I should probably make that my next step once I've finished making changes to Atonal Dreams based on feedback. I notice that a lot of these Kickstarters have a long period where you can follow them before they actually launch, though, so I shouldn't delay too long if I am going to do one.
Here's another thing that's not exactly related to that, but which is related to money-making in general. I saw a tweet by Matt Roszak the other day mentioning
∞ a newly-released episode of something called Burnt Face Man ∞, by David Firth, one of the big names in the Flash scene a decade or so ago. I haven't watched it because I expect it to be unsettling in a way I feel I can't stomach quite as well these days as I could as a teenager (though I wonder whether cultural shifts have affected his art much), but from the preview it looks like his general style is the same as it was back then. It looks to be even reusing assets from the original episodes of that, many years ago.
I noticed he has
∞ A Patreon ∞, where he's got 1,394 patrons collectively donating an unspecified amount. Very impressive, though not surprising considering the name he made for himself in those communities back then. I've seen a few of the old creators still doing what they did like this, and getting supported for it, which makes me think a lot about my own hiding in a cave for years and coming back with stuff quite different to what I made in the past. The idea of
not constantly growing and changing is something I probably couldn't manage, though I do wonder if I'd be much less financially insecure if I was just making MARDEK 8 now or something. But how long can you continue doing what you always did? There has to come a point where the bubble bursts... maybe. I don't know!
It's great that there's a platform where fans can support their old favourites though, and that some creators can continue doing what they do without having to give it all up to pay the bills.
In 2019, I earned something pathetic like £2000 in total, and in 2020 I earned just under £13k. I set myself the goal to earn £20k this year, and so far I've earned around £4000.
If I could earn at least £10k from Kickstarter, that'd be amazing! But it's not something I can just casually step into and hope for success. I still have a lot of social avoidance issues and inexperience in the whole marketing domain, so I'll need to devote myself wholly to researching how to run a Kickstarter for probably at least a couple of weeks before making one, rather than just giving myself an hour at the end of each work day to half-heartedly look into it.
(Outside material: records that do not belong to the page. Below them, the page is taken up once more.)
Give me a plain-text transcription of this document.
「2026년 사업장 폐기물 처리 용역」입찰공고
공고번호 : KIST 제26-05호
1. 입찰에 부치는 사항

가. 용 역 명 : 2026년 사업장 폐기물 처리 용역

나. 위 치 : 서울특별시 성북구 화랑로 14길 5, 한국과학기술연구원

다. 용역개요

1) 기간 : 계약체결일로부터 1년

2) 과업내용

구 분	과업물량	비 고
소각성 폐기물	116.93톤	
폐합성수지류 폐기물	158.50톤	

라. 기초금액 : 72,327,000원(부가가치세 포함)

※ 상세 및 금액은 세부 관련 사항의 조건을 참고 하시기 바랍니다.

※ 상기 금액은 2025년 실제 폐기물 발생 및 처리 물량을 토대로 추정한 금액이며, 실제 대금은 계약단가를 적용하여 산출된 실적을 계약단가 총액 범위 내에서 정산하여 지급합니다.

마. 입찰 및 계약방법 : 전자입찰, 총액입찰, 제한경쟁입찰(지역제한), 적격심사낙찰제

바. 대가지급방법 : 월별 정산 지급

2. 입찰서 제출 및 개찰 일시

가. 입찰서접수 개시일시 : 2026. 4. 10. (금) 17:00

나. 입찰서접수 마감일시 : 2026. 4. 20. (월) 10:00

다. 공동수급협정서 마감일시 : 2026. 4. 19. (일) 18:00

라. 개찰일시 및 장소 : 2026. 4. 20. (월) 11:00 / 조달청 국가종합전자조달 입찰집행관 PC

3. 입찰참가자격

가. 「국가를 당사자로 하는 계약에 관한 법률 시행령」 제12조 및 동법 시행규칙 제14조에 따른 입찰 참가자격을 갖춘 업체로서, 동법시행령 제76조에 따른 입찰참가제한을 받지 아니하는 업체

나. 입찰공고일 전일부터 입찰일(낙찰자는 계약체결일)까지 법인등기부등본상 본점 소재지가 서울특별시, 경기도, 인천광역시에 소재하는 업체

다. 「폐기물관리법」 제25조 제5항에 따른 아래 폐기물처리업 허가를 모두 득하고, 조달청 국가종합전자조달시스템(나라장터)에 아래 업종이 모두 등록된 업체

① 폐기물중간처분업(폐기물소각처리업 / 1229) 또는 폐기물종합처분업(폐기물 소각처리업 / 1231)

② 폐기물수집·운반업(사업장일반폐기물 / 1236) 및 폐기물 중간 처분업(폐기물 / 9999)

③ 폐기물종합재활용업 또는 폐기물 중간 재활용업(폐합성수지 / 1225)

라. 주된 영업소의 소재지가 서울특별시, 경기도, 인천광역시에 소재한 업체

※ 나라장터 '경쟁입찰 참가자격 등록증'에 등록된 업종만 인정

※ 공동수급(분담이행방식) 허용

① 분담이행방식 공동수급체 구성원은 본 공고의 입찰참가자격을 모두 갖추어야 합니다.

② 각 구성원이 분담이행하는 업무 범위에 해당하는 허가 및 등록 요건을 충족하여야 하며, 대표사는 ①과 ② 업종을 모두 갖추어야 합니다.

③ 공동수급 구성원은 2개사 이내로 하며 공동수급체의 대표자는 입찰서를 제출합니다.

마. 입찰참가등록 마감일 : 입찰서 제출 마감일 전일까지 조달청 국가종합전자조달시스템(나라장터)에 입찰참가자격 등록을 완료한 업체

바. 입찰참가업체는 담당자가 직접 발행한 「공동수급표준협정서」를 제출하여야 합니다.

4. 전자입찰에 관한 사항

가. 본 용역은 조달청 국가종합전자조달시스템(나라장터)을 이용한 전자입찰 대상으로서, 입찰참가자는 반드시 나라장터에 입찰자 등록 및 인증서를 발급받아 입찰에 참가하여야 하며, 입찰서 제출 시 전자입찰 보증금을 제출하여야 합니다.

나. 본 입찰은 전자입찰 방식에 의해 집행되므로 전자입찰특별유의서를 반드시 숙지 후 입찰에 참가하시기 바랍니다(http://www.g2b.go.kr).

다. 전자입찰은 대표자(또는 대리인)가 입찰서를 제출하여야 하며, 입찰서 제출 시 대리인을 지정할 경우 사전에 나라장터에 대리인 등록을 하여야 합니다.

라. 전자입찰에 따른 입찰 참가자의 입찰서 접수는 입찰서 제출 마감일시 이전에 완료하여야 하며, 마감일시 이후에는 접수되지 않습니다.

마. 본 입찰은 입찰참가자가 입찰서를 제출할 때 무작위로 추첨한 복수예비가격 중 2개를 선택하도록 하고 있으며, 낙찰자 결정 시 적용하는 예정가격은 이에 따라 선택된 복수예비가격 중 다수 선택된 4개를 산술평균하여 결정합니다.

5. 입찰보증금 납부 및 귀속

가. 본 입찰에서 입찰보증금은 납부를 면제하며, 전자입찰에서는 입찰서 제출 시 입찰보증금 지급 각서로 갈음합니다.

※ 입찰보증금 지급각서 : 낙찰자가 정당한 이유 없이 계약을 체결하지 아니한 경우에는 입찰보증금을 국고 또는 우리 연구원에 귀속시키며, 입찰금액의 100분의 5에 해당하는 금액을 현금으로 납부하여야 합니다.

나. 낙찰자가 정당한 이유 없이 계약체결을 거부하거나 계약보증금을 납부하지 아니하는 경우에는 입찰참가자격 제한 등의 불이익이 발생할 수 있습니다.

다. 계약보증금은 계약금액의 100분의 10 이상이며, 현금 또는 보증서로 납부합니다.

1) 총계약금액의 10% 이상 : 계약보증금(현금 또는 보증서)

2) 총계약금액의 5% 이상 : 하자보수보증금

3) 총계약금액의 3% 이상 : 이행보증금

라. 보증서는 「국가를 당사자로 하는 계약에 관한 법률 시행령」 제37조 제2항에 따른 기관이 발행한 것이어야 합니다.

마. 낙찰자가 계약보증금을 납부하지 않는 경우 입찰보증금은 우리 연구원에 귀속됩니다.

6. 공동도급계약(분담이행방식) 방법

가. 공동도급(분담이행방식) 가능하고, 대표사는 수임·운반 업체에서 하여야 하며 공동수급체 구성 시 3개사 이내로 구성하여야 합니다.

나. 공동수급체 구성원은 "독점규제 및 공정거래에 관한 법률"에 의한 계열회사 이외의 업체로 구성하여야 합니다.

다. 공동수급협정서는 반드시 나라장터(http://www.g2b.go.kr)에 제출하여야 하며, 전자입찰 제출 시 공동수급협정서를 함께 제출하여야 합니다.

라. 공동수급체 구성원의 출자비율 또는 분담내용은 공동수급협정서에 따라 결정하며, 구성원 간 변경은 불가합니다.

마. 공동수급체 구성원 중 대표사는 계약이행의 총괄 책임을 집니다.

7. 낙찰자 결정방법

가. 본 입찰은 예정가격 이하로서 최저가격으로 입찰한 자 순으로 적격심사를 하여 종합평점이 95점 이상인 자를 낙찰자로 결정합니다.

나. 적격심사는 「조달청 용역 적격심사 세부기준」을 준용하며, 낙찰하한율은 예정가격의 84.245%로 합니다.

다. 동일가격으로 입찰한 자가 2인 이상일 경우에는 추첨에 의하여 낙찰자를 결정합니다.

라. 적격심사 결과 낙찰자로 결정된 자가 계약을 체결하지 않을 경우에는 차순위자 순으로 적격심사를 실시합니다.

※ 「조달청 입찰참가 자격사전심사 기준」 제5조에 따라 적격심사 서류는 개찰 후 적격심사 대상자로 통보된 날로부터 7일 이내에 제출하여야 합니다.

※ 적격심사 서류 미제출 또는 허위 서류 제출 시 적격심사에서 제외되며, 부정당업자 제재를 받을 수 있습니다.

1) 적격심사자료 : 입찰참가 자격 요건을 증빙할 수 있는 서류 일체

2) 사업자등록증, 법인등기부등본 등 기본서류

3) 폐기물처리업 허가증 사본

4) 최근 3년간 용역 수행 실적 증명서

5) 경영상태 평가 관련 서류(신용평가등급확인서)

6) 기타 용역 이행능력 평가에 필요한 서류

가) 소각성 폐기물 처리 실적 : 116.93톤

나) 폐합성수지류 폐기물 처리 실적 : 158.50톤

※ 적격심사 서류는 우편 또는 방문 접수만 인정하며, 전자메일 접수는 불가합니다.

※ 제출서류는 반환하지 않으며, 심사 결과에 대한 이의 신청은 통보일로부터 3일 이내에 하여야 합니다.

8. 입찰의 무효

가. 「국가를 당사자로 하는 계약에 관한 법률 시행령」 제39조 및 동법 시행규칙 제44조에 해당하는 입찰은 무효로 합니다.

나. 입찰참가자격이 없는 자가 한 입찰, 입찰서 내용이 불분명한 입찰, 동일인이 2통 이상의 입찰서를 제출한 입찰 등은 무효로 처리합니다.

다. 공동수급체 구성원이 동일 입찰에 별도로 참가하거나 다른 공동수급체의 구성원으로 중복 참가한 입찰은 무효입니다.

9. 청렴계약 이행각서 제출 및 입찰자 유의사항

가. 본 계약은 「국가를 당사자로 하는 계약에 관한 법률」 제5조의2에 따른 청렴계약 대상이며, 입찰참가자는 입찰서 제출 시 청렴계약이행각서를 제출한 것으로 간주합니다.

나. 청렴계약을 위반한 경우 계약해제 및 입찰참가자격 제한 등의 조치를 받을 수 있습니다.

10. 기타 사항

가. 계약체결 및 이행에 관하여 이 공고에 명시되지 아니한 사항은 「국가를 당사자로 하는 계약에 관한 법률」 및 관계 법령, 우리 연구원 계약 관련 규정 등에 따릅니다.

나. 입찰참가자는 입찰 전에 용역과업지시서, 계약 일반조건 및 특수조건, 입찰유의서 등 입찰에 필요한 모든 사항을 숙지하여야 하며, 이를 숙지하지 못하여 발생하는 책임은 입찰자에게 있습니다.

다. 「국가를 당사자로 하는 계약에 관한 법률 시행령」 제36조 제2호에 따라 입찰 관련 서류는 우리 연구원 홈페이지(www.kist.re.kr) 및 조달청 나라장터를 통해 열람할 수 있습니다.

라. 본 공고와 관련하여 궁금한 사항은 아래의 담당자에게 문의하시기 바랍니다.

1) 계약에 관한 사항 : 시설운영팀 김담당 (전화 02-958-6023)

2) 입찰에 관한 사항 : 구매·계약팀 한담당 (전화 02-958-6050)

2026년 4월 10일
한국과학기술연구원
I need to finish the dev stuff I'm working on first though.
Looking at my income like this leaves me with mixed feelings. It can't compare to the big salaries of people in successful jobs, so that gets me down. But it's also a lot more than nothing, which is significant since it's so difficult making money purely from personal creative work. I'm by no means wealthy, but I do feel I'm on a hopeful path that
could lead to financial security eventually... maybe.
Patreon is a big part in me getting there, so a huge thanks to those of you donating to me on that!
I don't have any particular interest in being rich, but at the moment I don't feel secure enough to move out into my own place, which is frustrating. If I could earn enough to get to that point, that'd be enough for me. It's a journey.
(I wrote this over a few days - I'm been very busy! - so some of the numbers are probably off at the time of posting.)